The film gives a lot of importance to the character of RN Veerapan (who is based on Dravidian leader RM Veerapan) who tries his best to break up MJR and Jaya. (They probably needed a villain in the piece to make Jayalalithaa look better and he seemed to fit the bill, luckily it is not M Karunanidhi). But Jayalalithaa also cleverly woos MGR’s screen rival of that time, Sivaji Ganesan, to bring MGR back to her. However, she is heartbroken when he casts her aside to start his own party and to become a CM.
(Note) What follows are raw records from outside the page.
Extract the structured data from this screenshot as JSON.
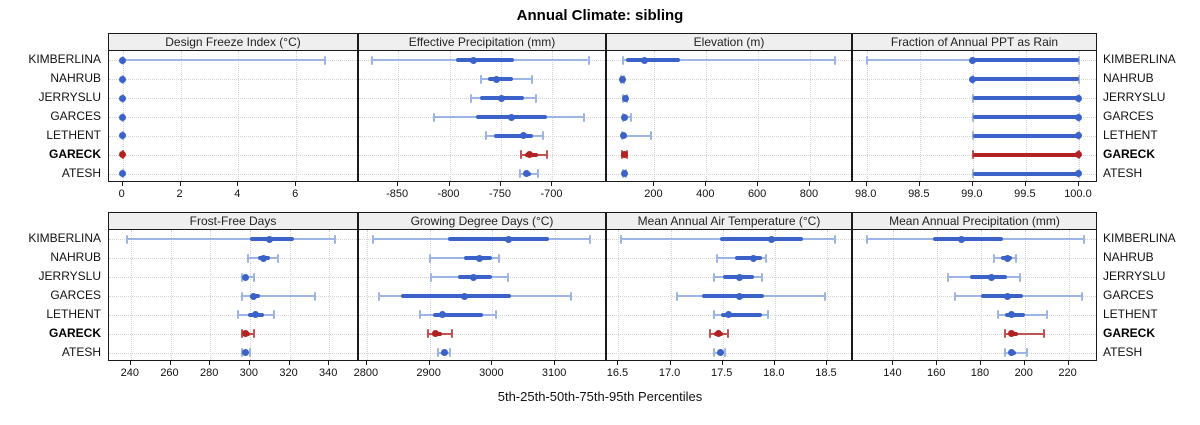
{
  "title": "Annual Climate: sibling",
  "footer_label": "5th-25th-50th-75th-95th Percentiles",
  "colors": {
    "series_blue": "#3a62c9",
    "series_blue_light": "#9db4e6",
    "series_red": "#b22222",
    "series_red_light": "#c45252",
    "grid": "#d4d4d4",
    "header_bg": "#efefef",
    "border": "#1a1a1a"
  },
  "chart_data": {
    "type": "dot-whisker",
    "description": "Percentile range plot: dot = 50th percentile, thick bar = 25th-75th, thin capped whisker = 5th-95th",
    "percentile_levels": [
      "5th",
      "25th",
      "50th",
      "75th",
      "95th"
    ],
    "stations": [
      "KIMBERLINA",
      "NAHRUB",
      "JERRYSLU",
      "GARCES",
      "LETHENT",
      "GARECK",
      "ATESH"
    ],
    "highlighted_station": "GARECK",
    "legend_position": "none",
    "grid": "dotted",
    "panels": [
      {
        "title": "Design Freeze Index (°C)",
        "row": 0,
        "col": 0,
        "xlim": [
          -0.44,
          8.14
        ],
        "ticks": [
          0,
          2,
          4,
          6
        ],
        "tick_labels": [
          "0",
          "2",
          "4",
          "6"
        ],
        "values": {
          "KIMBERLINA": [
            0,
            0,
            0,
            0,
            7
          ],
          "NAHRUB": [
            0,
            0,
            0,
            0,
            0
          ],
          "JERRYSLU": [
            0,
            0,
            0,
            0,
            0
          ],
          "GARCES": [
            0,
            0,
            0,
            0,
            0
          ],
          "LETHENT": [
            0,
            0,
            0,
            0,
            0
          ],
          "GARECK": [
            0,
            0,
            0,
            0,
            0
          ],
          "ATESH": [
            0,
            0,
            0,
            0,
            0
          ]
        }
      },
      {
        "title": "Effective Precipitation (mm)",
        "row": 0,
        "col": 1,
        "xlim": [
          -887,
          -648
        ],
        "ticks": [
          -850,
          -800,
          -750,
          -700
        ],
        "tick_labels": [
          "-850",
          "-800",
          "-750",
          "-700"
        ],
        "values": {
          "KIMBERLINA": [
            -875,
            -794,
            -777,
            -737,
            -665
          ],
          "NAHRUB": [
            -769,
            -763,
            -754,
            -738,
            -720
          ],
          "JERRYSLU": [
            -779,
            -770,
            -750,
            -728,
            -716
          ],
          "GARCES": [
            -815,
            -774,
            -740,
            -705,
            -669
          ],
          "LETHENT": [
            -765,
            -757,
            -728,
            -719,
            -709
          ],
          "GARECK": [
            -731,
            -727,
            -722,
            -714,
            -705
          ],
          "ATESH": [
            -732,
            -728,
            -725,
            -721,
            -714
          ]
        }
      },
      {
        "title": "Elevation (m)",
        "row": 0,
        "col": 2,
        "xlim": [
          21,
          962
        ],
        "ticks": [
          200,
          400,
          600,
          800
        ],
        "tick_labels": [
          "200",
          "400",
          "600",
          "800"
        ],
        "values": {
          "KIMBERLINA": [
            80,
            90,
            160,
            300,
            895
          ],
          "NAHRUB": [
            73,
            75,
            78,
            80,
            83
          ],
          "JERRYSLU": [
            80,
            84,
            88,
            92,
            96
          ],
          "GARCES": [
            78,
            82,
            86,
            95,
            110
          ],
          "LETHENT": [
            75,
            78,
            82,
            95,
            185
          ],
          "GARECK": [
            75,
            80,
            85,
            90,
            95
          ],
          "ATESH": [
            78,
            82,
            85,
            88,
            92
          ]
        }
      },
      {
        "title": "Fraction of Annual PPT as Rain",
        "row": 0,
        "col": 3,
        "xlim": [
          97.88,
          100.17
        ],
        "ticks": [
          98.0,
          98.5,
          99.0,
          99.5,
          100.0
        ],
        "tick_labels": [
          "98.0",
          "98.5",
          "99.0",
          "99.5",
          "100.0"
        ],
        "values": {
          "KIMBERLINA": [
            98.0,
            99.0,
            99.0,
            100.0,
            100.0
          ],
          "NAHRUB": [
            99.0,
            99.0,
            99.0,
            100.0,
            100.0
          ],
          "JERRYSLU": [
            99.0,
            99.0,
            100.0,
            100.0,
            100.0
          ],
          "GARCES": [
            99.0,
            99.0,
            100.0,
            100.0,
            100.0
          ],
          "LETHENT": [
            99.0,
            99.0,
            100.0,
            100.0,
            100.0
          ],
          "GARECK": [
            99.0,
            99.0,
            100.0,
            100.0,
            100.0
          ],
          "ATESH": [
            99.0,
            99.0,
            100.0,
            100.0,
            100.0
          ]
        }
      },
      {
        "title": "Frost-Free Days",
        "row": 1,
        "col": 0,
        "xlim": [
          229.5,
          354.5
        ],
        "ticks": [
          240,
          260,
          280,
          300,
          320,
          340
        ],
        "tick_labels": [
          "240",
          "260",
          "280",
          "300",
          "320",
          "340"
        ],
        "values": {
          "KIMBERLINA": [
            238,
            300,
            310,
            322,
            343
          ],
          "NAHRUB": [
            299,
            304,
            307,
            310,
            314
          ],
          "JERRYSLU": [
            296,
            297,
            298,
            299,
            302
          ],
          "GARCES": [
            296,
            300,
            302,
            305,
            333
          ],
          "LETHENT": [
            294,
            299,
            303,
            307,
            312
          ],
          "GARECK": [
            296,
            297,
            298,
            300,
            302
          ],
          "ATESH": [
            296,
            297,
            298,
            299,
            300
          ]
        }
      },
      {
        "title": "Growing Degree Days (°C)",
        "row": 1,
        "col": 1,
        "xlim": [
          2789,
          3181
        ],
        "ticks": [
          2800,
          2900,
          3000,
          3100
        ],
        "tick_labels": [
          "2800",
          "2900",
          "3000",
          "3100"
        ],
        "values": {
          "KIMBERLINA": [
            2810,
            2930,
            3025,
            3090,
            3155
          ],
          "NAHRUB": [
            2900,
            2955,
            2980,
            3000,
            3010
          ],
          "JERRYSLU": [
            2902,
            2945,
            2970,
            3000,
            3025
          ],
          "GARCES": [
            2820,
            2855,
            2955,
            3030,
            3125
          ],
          "LETHENT": [
            2885,
            2905,
            2920,
            2985,
            3005
          ],
          "GARECK": [
            2897,
            2903,
            2910,
            2920,
            2935
          ],
          "ATESH": [
            2913,
            2918,
            2924,
            2928,
            2932
          ]
        }
      },
      {
        "title": "Mean Annual Air Temperature (°C)",
        "row": 1,
        "col": 2,
        "xlim": [
          16.4,
          18.74
        ],
        "ticks": [
          16.5,
          17.0,
          17.5,
          18.0,
          18.5
        ],
        "tick_labels": [
          "16.5",
          "17.0",
          "17.5",
          "18.0",
          "18.5"
        ],
        "values": {
          "KIMBERLINA": [
            16.52,
            17.47,
            17.97,
            18.27,
            18.58
          ],
          "NAHRUB": [
            17.45,
            17.62,
            17.8,
            17.88,
            17.92
          ],
          "JERRYSLU": [
            17.42,
            17.5,
            17.66,
            17.8,
            17.88
          ],
          "GARCES": [
            17.06,
            17.3,
            17.66,
            17.9,
            18.48
          ],
          "LETHENT": [
            17.42,
            17.48,
            17.56,
            17.88,
            17.93
          ],
          "GARECK": [
            17.38,
            17.42,
            17.46,
            17.5,
            17.55
          ],
          "ATESH": [
            17.42,
            17.45,
            17.48,
            17.5,
            17.52
          ]
        }
      },
      {
        "title": "Mean Annual Precipitation (mm)",
        "row": 1,
        "col": 3,
        "xlim": [
          122,
          233
        ],
        "ticks": [
          140,
          160,
          180,
          200,
          220
        ],
        "tick_labels": [
          "140",
          "160",
          "180",
          "200",
          "220"
        ],
        "values": {
          "KIMBERLINA": [
            128,
            158,
            171,
            190,
            227
          ],
          "NAHRUB": [
            186,
            189,
            192,
            194,
            196
          ],
          "JERRYSLU": [
            165,
            175,
            185,
            192,
            198
          ],
          "GARCES": [
            168,
            180,
            192,
            199,
            226
          ],
          "LETHENT": [
            188,
            191,
            194,
            200,
            210
          ],
          "GARECK": [
            191,
            193,
            194,
            197,
            209
          ],
          "ATESH": [
            191,
            193,
            194,
            196,
            201
          ]
        }
      }
    ]
  }
}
But, Veerapan is unable to stem the tide of events as they meet again and MGR brings her into politics and into the AIADMK, known in the film as MTMK. It is here that ‘Thailavii’ starts to drag as the director shows how Jayalalithaa did great things to obliterate hunger in children through mid-day meals and emerges as the succour of the poor and deprived of the state, with a rousing song playing in the background.
MGR’s death in the film, and the subsequent political events that unfold hold no depth. The worst hand is dealt to the tall leader, the wily K Karunanidhi, played by Nasser. Besides archly lifting one eyebrow and making a grand statement that “it was not right what happened” to Jayalalithaa in the state assembly, he doesn’t have much of a presence in the movie. “This is a black day in the history of politics,” he says grimly about the attack on her. Probably, with a premonition that he had woken a beast and knew she would end up tormenting him for the rest of his political career.
Bollywood actor Bhaygashree as Kangana’s mother and Madhu as MGR’s wife Janaki, hardly have any screen time to talk about. The film has been written by Rajat Arora of “Dirty Picture” (which again did not do justice to Silk Smitha) fame and has no great dialogues to speak off considering that Karunanidhi prided himself on his poetic comebacks.
Kangana’s acting in the second half falls flat as she strives hard to portray righteous anger, pathos and don Jayalalithaa’s imperious look. There is a scene, in which she delivers a speech in Rajya Sabha in ‘perfect’ English that ostensibly left Mrs Gandhi and her son Rajiv Gandhi stunned, says the film. It turns out to be ludicrous rather than dramatic.
Incidentally, MGR had nominated Jayalalithaa to Rajya Sabha giving her seat Number 185 in the Upper House, which was once occupied by the late leader CN Annadurai, when he was an MP in 1963.
Jayalalithaa’s life was marked by ups and downs and there was even a rumoured marriage with Telugu actor Shobhan Babu, which was never proved. But Jayalalithaa’s controversial life, which continues to excite morbid interest is bound to attract filmmakers. There’s ostensibly another Jaya biopic on the way to be directed by Priyadarshan and there’s talk of a sequel to ‘Thailavii’. This is probably where Chinnamma (Jayalalithaa’s close aide Sasikala) will get to play a more prominent role since you have to look hard to spot her in this film.
The Hindi version of ‘Thailavii’ is streaming on Netflix.